Either way, writes James Gatto on the SheppardMullin site, there are significant legal issues and business risks that need to be considered as part of a company’s fiduciary obligations and corporate governance.
Boards must be made aware, for example, of privacy, discrimination, and bias issues (vpnMonior reports that Microsoft’s chatbot AI, Tay, was withdrawn after only sixteen hours, because Twitter users directed offensively racist and sexist messages at it, which the bot learned to repeat).
The FTC is on the watch for these issues, and GC should make their companies develop proper safeguards. They should be included in policies and governance on the use of generative AI.

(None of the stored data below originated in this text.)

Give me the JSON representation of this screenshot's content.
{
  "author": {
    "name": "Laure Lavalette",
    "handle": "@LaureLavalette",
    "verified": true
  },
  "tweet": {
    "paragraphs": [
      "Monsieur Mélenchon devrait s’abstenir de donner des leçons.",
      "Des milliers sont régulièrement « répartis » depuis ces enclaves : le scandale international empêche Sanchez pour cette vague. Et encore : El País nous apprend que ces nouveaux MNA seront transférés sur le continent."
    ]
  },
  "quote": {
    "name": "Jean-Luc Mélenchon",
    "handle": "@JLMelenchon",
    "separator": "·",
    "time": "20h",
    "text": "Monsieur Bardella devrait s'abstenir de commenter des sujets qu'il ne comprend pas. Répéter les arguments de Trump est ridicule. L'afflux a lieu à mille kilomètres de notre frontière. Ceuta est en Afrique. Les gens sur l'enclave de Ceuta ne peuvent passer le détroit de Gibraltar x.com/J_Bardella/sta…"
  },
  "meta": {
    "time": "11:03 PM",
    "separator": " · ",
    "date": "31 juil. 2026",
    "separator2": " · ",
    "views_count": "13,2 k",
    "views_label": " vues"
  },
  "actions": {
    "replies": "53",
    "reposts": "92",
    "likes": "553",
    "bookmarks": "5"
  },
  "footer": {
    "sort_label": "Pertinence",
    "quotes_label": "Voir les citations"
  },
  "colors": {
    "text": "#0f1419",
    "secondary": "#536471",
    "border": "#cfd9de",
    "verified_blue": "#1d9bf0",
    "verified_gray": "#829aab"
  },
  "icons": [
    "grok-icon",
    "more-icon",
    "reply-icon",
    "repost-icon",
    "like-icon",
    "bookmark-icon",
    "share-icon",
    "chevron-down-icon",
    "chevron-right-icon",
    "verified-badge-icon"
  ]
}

Before investing in a generative AI system, boards must be confident that the data used to train it has been obtained properly, and will be used as intended. Developers are increasingly using AI code generators, which use AI models to auto-complete or suggest code based on developer inputs.
Legal issues can arise when these tools are used. The worst is called “tainting.” Tainting severely devalues software, which is typically trained on open-source software. Most open source licenses permit the user to copy, modify, and redistribute the code, with conditions.
The conditions can range from mere copyright compliance to more substantive requirements. Among the latter are provisions that any software that includes or is derived from the open source must be licensed under the open source license, and the source code for that software must be made freely available.
This is tainting in its purest form. It permits others to copy, modify, and redistribute the software for free.